Intelligente Ortsnetzstation als Alternative zum Netzausbau

Schneider Electric stellte auf der Hannover Messe seine Kompetenz im Ausbau regenerativer Energien vor. Smart Grids, so Rada Rodriguez müssten als Integraler Bestandteil von EcoStruxure betrachtet werden, Schneiders \’Energiemanagement-Architektur von der Energie-Erzeugung bis zum -Verbraucher\‘. Im Hinblick auf den Ausbau der erneuerbaren Energien erläuterte sie ihre Vorstellungen für den Ausbau der Netze und den Alternativen dazu. Die Kompetenz von Schneider Electric bestehe hier aus den fünf Kernkompetenzen Power Management, Process & Machines Management, IT-Room-Management sowie Security Management. Im Zuge der Pressekonferenz stellte das Unternehmen in diesem Zusammenhang eine intelligente Netzstation für den Einsatz im Ortsnetz vor.
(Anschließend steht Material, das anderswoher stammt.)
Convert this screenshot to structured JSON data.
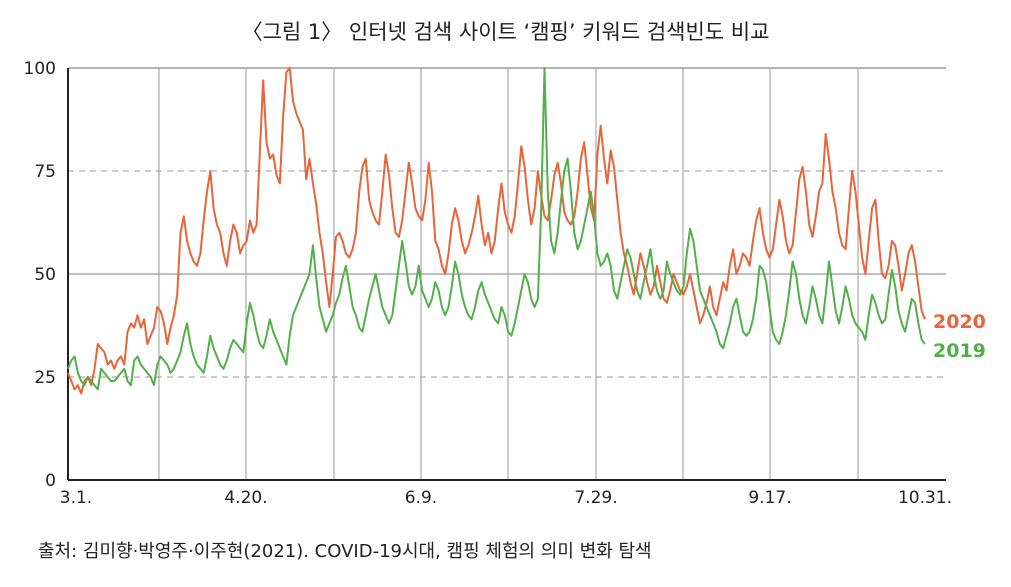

Diese beschreibt die vollständige Funktionseinheit einer wirtschaftlichen und leistungsfähigen Kompaktnetzstation. In der intelligenten Ortsnetzstation sind ein regelbarer 630-kVA-Ortsnetztransformator enthalten, Steuer- und Meldefunktionen zur Beherrschung von Fehlersituationen sowie der Optimierung von Ausfallzeiten im Störungsfall, Geräte zur Messung und der Kommunikation der Netzqualität sowie ein wirtschaftlicher Netzschutz. Bei den verwendeten Produkten wird neben dem neuen, regelbaren Verteiltransformator fast ausschließlich auf Standardkomponenten aus dem Hause Schneider Electric zurückgegriffen. Die Kombination von Einzelprodukten, die sich einzeln bereits bewährt haben, zu einer Standardlösung sei eine Innovation, die bei den Kunden schon viel Interesse geweckt habe.